We were at a point in time where our pension system was going to go under, we have one of the worst pension systems funding ratios in the nation, and the government failed by not making the pension payments under Democrat or Republican governors. And what we were able to accomplish in this legislation, and Gov. Christie signed, was the contractual language that forces the pension payment. So, the government can’t skip their payments anymore.
We really did something unique here and the governor agreed to a concept that I came up with which is, in the private sector we have a thing called Taft-Hartley where you have labor management boards that actually really manage the pensions and make the decisions on pensions and health benefits. Well, we’re creating those similar boards in government, where you’re going to have equal numbers of labor and management that are going to manage the pension and are going to manage and create new health plans so that we can bring down the cost of health care.

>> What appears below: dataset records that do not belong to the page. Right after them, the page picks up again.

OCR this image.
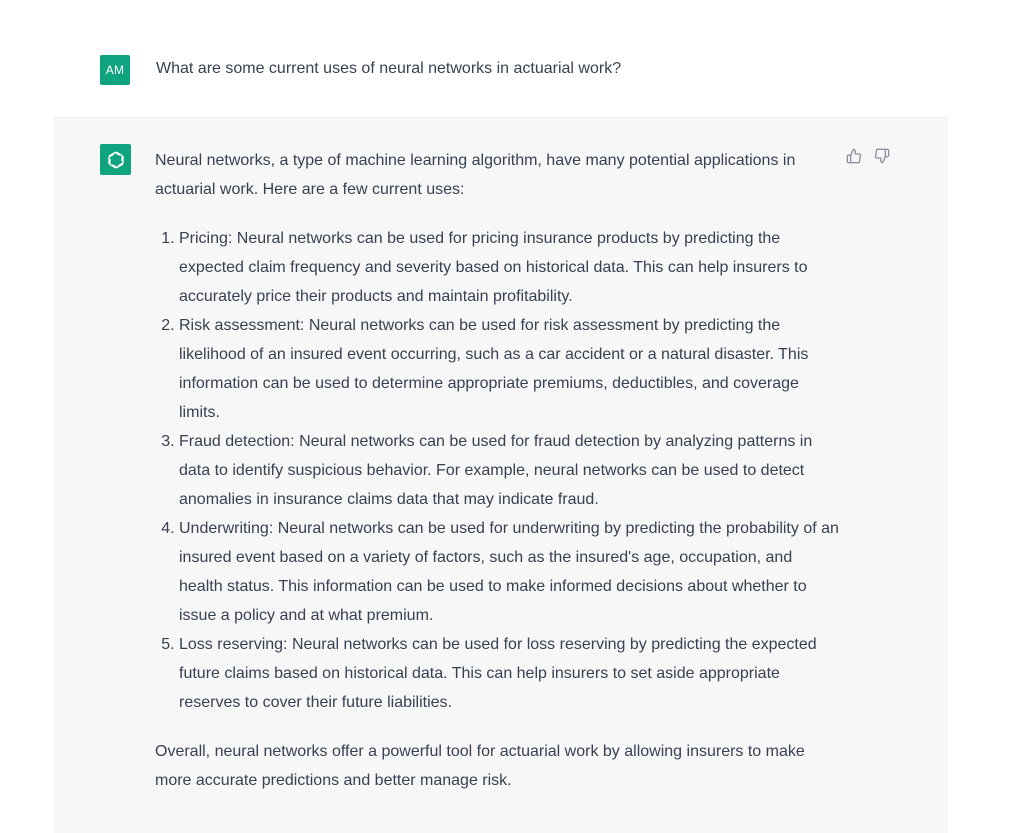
AM	What are some current uses of neural networks in actuarial work?

Neural networks, a type of machine learning algorithm, have many potential applications in actuarial work. Here are a few current uses:

1. Pricing: Neural networks can be used for pricing insurance products by predicting the expected claim frequency and severity based on historical data. This can help insurers to accurately price their products and maintain profitability.
2. Risk assessment: Neural networks can be used for risk assessment by predicting the likelihood of an insured event occurring, such as a car accident or a natural disaster. This information can be used to determine appropriate premiums, deductibles, and coverage limits.
3. Fraud detection: Neural networks can be used for fraud detection by analyzing patterns in data to identify suspicious behavior. For example, neural networks can be used to detect anomalies in insurance claims data that may indicate fraud.
4. Underwriting: Neural networks can be used for underwriting by predicting the probability of an insured event based on a variety of factors, such as the insured's age, occupation, and health status. This information can be used to make informed decisions about whether to issue a policy and at what premium.
5. Loss reserving: Neural networks can be used for loss reserving by predicting the expected future claims based on historical data. This can help insurers to set aside appropriate reserves to cover their future liabilities.

Overall, neural networks offer a powerful tool for actuarial work by allowing insurers to make more accurate predictions and better manage risk.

So, you know, this is private sector management principles being injected into the public sector.
MW: As you were talking, Senator, the Greek Parliament passed that austerity package by a narrow margin but these are the times we live in where governments really have to cut back. You and your house and the Assembly will be passing a budget today that the governor claims is unconstitutional, where’s that going to go?
SS: Well, the governor’s claims are not accurate and unfortunately we got information from his treasurer, who is going to put on paper whatever the governor chooses to say. We have an Office of Legislative Services, it’s bi-partisan, that tells us where the revenues are, and the Office of Legislative Services has been more accurate over the last several years under Democrat and this Republican administration. They haven’t played games with either side. And they told us that they originally said they were projecting $913 million in a windfall, the governor projected $511 million. The office of legislative services, just looking at it recently said ‘Adjust it to $800 million and that’s the number you can absolutely go in with conservatively and it’s a safe number to budget.

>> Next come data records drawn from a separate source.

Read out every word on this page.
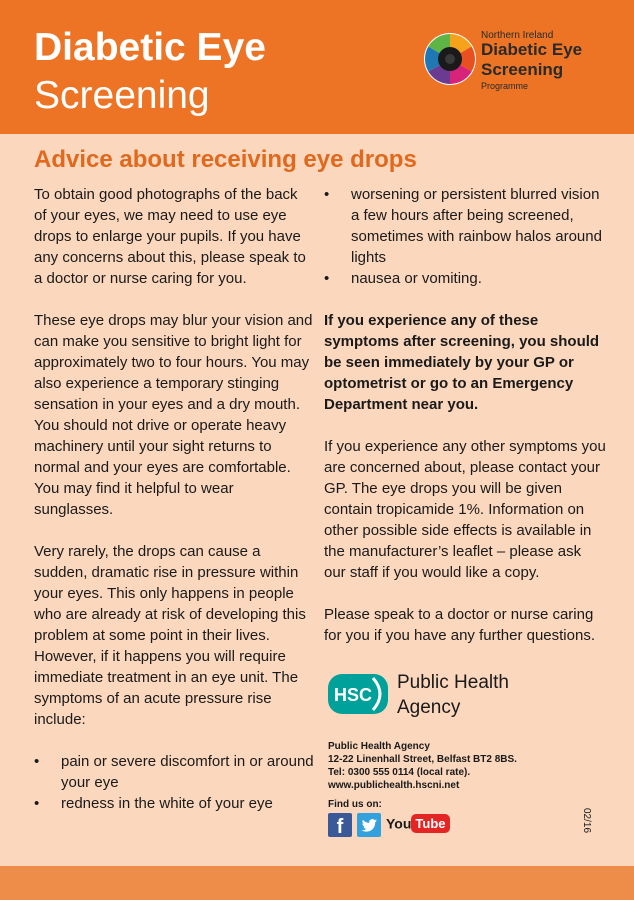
Diabetic Eye
Screening
Northern Ireland
Diabetic Eye
Screening
Programme
Advice about receiving eye drops

To obtain good photographs of the back of your eyes, we may need to use eye drops to enlarge your pupils. If you have any concerns about this, please speak to a doctor or nurse caring for you.

These eye drops may blur your vision and can make you sensitive to bright light for approximately two to four hours. You may also experience a temporary stinging sensation in your eyes and a dry mouth. You should not drive or operate heavy machinery until your sight returns to normal and your eyes are comfortable. You may find it helpful to wear sunglasses.

Very rarely, the drops can cause a sudden, dramatic rise in pressure within your eyes. This only happens in people who are already at risk of developing this problem at some point in their lives. However, if it happens you will require immediate treatment in an eye unit. The symptoms of an acute pressure rise include:

•	pain or severe discomfort in or around your eye
•	redness in the white of your eye
•	worsening or persistent blurred vision a few hours after being screened, sometimes with rainbow halos around lights
•	nausea or vomiting.

If you experience any of these symptoms after screening, you should be seen immediately by your GP or optometrist or go to an Emergency Department near you.

If you experience any other symptoms you are concerned about, please contact your GP. The eye drops you will be given contain tropicamide 1%. Information on other possible side effects is available in the manufacturer’s leaflet – please ask our staff if you would like a copy.

Please speak to a doctor or nurse caring for you if you have any further questions.

HSC
Public Health
Agency
Public Health Agency
12-22 Linenhall Street, Belfast BT2 8BS.
Tel: 0300 555 0114 (local rate).
www.publichealth.hscni.net
Find us on:
f	You Tube	02/16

PC: So, is it going to get wrapped up by Friday, the deadline?
SS: Well, we’re passing a budget today. I mean, it’s up to the governor now.
We’re going to put a budget on his desk that we feel is constitutional. We cut spending in other areas. We documented the spending cuts and we feel that we’ve given him a budget that looks out for seniors, the middle class and the poor, reinistates the earned income tax credit.
Last year the governor ran around saying ‘I didn’t raise income taxes,’ Well he didn’t raise them on millionaires, but he raised them on the poor. The poor people in this state – their earned income tax credit was cut. So, they had an average tax increase of $400 a year. So, he’s half-right. He didn’t raise them for the rich, but he did raise them for the poor.
He’s getting a budget that fully funds every school district in the state for the first time in history. We’ve done some very unique things in this budget, that is constitutional and balanced, and if he chooses to veto the budget, then that’s on him. We’re going to stand with our information, and we’re going to stand strong in backing up that we are on solid ground with this budget.